4.3 Indicações, Contraindicações e Desafios Atuais 

A musculação terapêutica é indicada para uma ampla variedade de condições de saúde, incluindo: 

  • Lesões musculoesqueléticas (Hall, 2015) 
  • Dores crônicas (Umphred, 2013) 
  • Limitações funcionais (Cameron, 2012) 
  • Doenças crônicas (Goodman; Fuller, 2015) 

No entanto, a musculação terapêutica também apresenta algumas contraindicações, como: 

  • Doenças agudas (Sullivan; Schmitz, 2014) 
  • Instabilidade articular (Kolb, 2015) 
  • Dor intensa (Ippel, 2015) 
  • Doenças cardiovasculares descompensadas (Cohen, 2014) 

É fundamental que o fisioterapeuta realize uma avaliação cuidadosa do paciente antes de iniciar a musculação terapêutica, a fim de identificar possíveis contraindicações e garantir a segurança do tratamento (Hertling; Kessler, 1996). 

A atuação do fisioterapeuta em academias é respaldada pela legislação do Conselho Federal de Fisioterapia e Terapia Ocupacional (COFFITO) e, especificamente na região do Distrito Federal, pelas regulamentações do CREFITO-11 (COFFITO, 2016; CREFITO-11, 2020). A Resolução COFFITO nº 581/2023, embora trate de questões financeiras como anuidades e taxas, reafirma a competência dos CREFITOs para fiscalizar o exercício profissional, o que inclui a atuação em academias. É essencial que o fisioterapeuta esteja em conformidade com as normas estabelecidas pelo CREFITO-11, garantindo uma prática ética e legal. 

Apesar da crescente aceitação, a atuação do fisioterapeuta em academias ainda enfrenta desafios. A percepção pública sobre o escopo de atuação do fisioterapeuta pode ser limitada, muitas vezes associando-o apenas a clínicas e hospitais (Jensen, 2010). Há também a necessidade de maior clareza regulatória em alguns contextos sobre a interface entre fisioterapeutas e outros profissionais do exercício (Sao Paulo, 2014). 

4.4 Prática Baseada em Evidências e Oportunidades Futuras 

A prática da musculação terapêutica deve ser baseada em evidências científicas (Domholdt, 2015). O fisioterapeuta deve estar atualizado com as últimas pesquisas e diretrizes clínicas, a fim de oferecer o tratamento mais eficaz e seguro para seus pacientes (Hayden, 2014). 

Algumas estratégias para uma prática baseada em evidências na musculação terapêutica incluem: 

  • Utilização de instrumentos de avaliação validados (Trovato, 2012) 
  • Prescrição de exercícios com base em protocolos estabelecidos (Moore, 2012) 
  • Monitoramento do progresso do tratamento com medidas objetivas (Magee, 2008) 
  • Participação em cursos de atualização e congressos científicos (Goodman; Snyder, 2013) 
  • Leitura de artigos científicos e livros especializados (Prentice, 2011) 
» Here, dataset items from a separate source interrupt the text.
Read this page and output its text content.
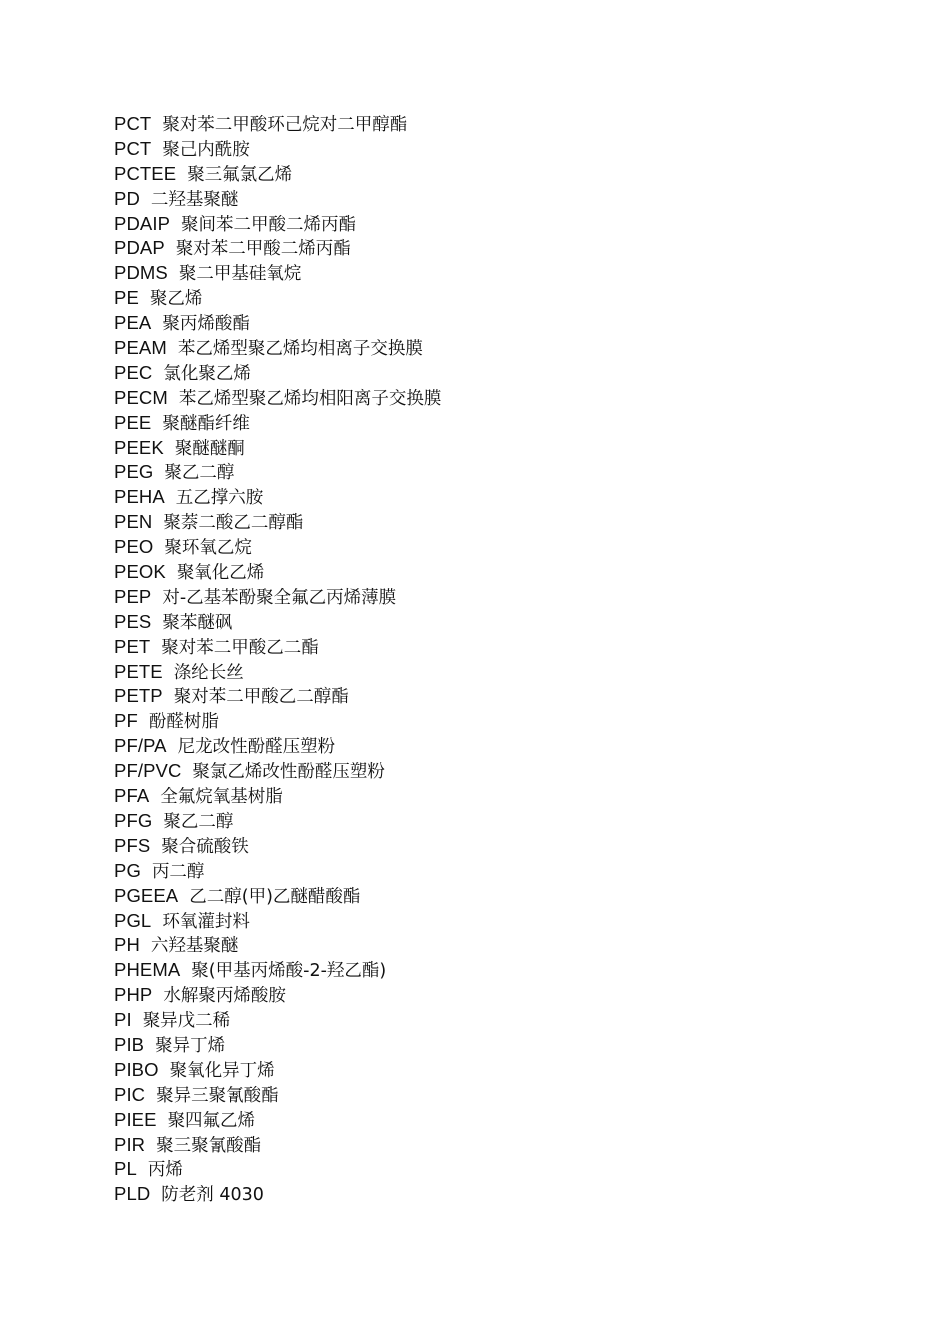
PCT 聚对苯二甲酸环己烷对二甲醇酯
PCT 聚己内酰胺
PCTEE 聚三氟氯乙烯
PD 二羟基聚醚
PDAIP 聚间苯二甲酸二烯丙酯
PDAP 聚对苯二甲酸二烯丙酯
PDMS 聚二甲基硅氧烷
PE 聚乙烯
PEA 聚丙烯酸酯
PEAM 苯乙烯型聚乙烯均相离子交换膜
PEC 氯化聚乙烯
PECM 苯乙烯型聚乙烯均相阳离子交换膜
PEE 聚醚酯纤维
PEEK 聚醚醚酮
PEG 聚乙二醇
PEHA 五乙撑六胺
PEN 聚萘二酸乙二醇酯
PEO 聚环氧乙烷
PEOK 聚氧化乙烯
PEP 对-乙基苯酚聚全氟乙丙烯薄膜
PES 聚苯醚砜
PET 聚对苯二甲酸乙二酯
PETE 涤纶长丝
PETP 聚对苯二甲酸乙二醇酯
PF 酚醛树脂
PF/PA 尼龙改性酚醛压塑粉
PF/PVC 聚氯乙烯改性酚醛压塑粉
PFA 全氟烷氧基树脂
PFG 聚乙二醇
PFS 聚合硫酸铁
PG 丙二醇
PGEEA 乙二醇(甲)乙醚醋酸酯
PGL 环氧灌封料
PH 六羟基聚醚
PHEMA 聚(甲基丙烯酸-2-羟乙酯)
PHP 水解聚丙烯酸胺
PI 聚异戊二稀
PIB 聚异丁烯
PIBO 聚氧化异丁烯
PIC 聚异三聚氰酸酯
PIEE 聚四氟乙烯
PIR 聚三聚氰酸酯
PL 丙烯
PLD 防老剂 4030
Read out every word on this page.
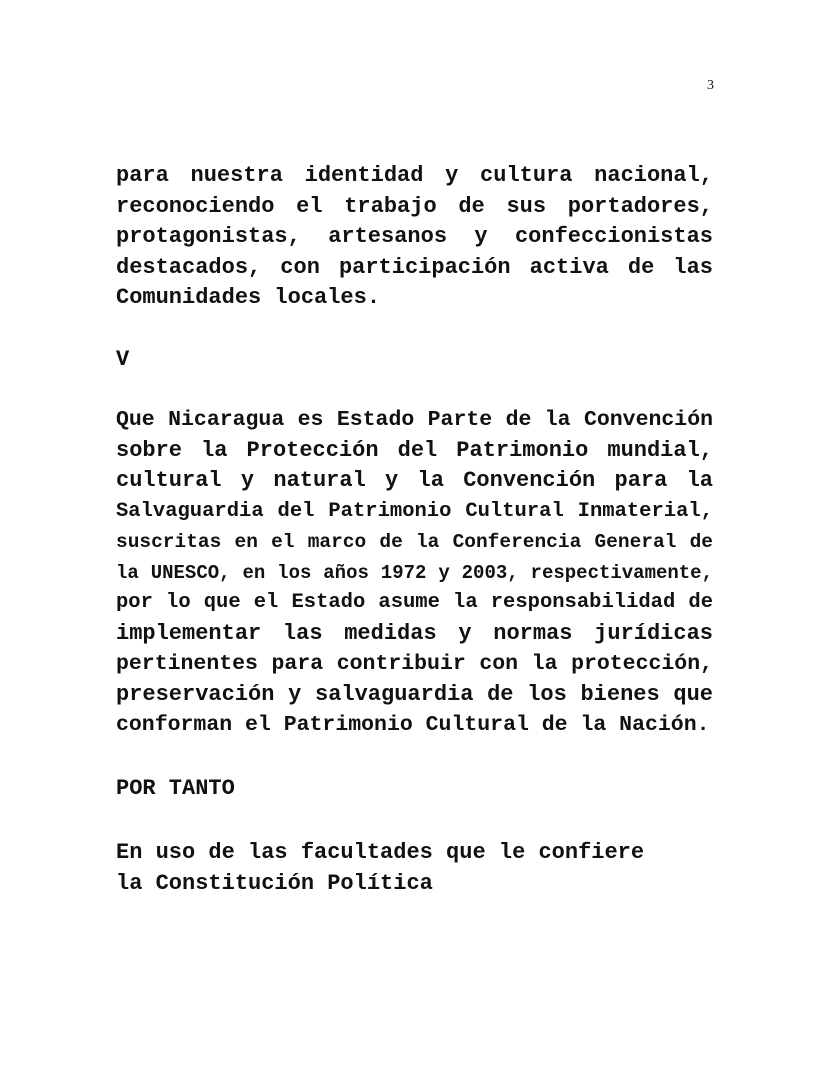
3
para nuestra identidad y cultura nacional,
reconociendo el trabajo de sus portadores,
protagonistas, artesanos y confeccionistas
destacados, con participación activa de las
Comunidades locales.
V
Que Nicaragua es Estado Parte de la Convención
sobre la Protección del Patrimonio mundial,
cultural y natural y la Convención para la
Salvaguardia del Patrimonio Cultural Inmaterial,
suscritas en el marco de la Conferencia General de
la UNESCO, en los años 1972 y 2003, respectivamente,
por lo que el Estado asume la responsabilidad de
implementar las medidas y normas jurídicas
pertinentes para contribuir con la protección,
preservación y salvaguardia de los bienes que
conforman el Patrimonio Cultural de la Nación.
POR TANTO
En uso de las facultades que le confiere
la Constitución Política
As oportunidades são vastas. A demanda por serviços de saúde preventiva e reabilitação baseada em exercícios está em ascensão (Hall, 2015). A academia oferece um ambiente acessível e motivador para a continuidade do tratamento após a alta de clínicas, prevenindo a recorrência de lesões e promovendo um estilo de vida ativo (Umphred, 2013). A especialização em áreas como fisioterapia esportiva, geriatria e saúde da mulher com foco em treinamento de força abre novos nichos de mercado para o fisioterapeuta na academia (Cameron, 2012). 

5. Conclusão 

A musculação terapêutica representa uma ferramenta valiosa para a reabilitação, melhora da funcionalidade e promoção da saúde. O fisioterapeuta, com seu conhecimento especializado, desempenha um papel crucial na prescrição e supervisão de exercícios resistidos em academias de musculação. A atuação do fisioterapeuta na academia de musculação nos dias de hoje é um reflexo da evolução da fisioterapia e da crescente valorização do exercício como medicina. Longe de ser um mero instrutor, o fisioterapeuta contemporâneo é um especialista em movimento, capaz de prescrever e gerenciar programas de musculação terapêutica com rigor científico e individualização. Ao seguir uma prática baseada em evidências, o fisioterapeuta pode garantir a segurança e eficácia do tratamento, proporcionando aos pacientes uma melhor qualidade de vida. A contínua busca por evidências, a educação do paciente e a colaboração interprofissional são pilares que sustentam e expandem essa prática essencial.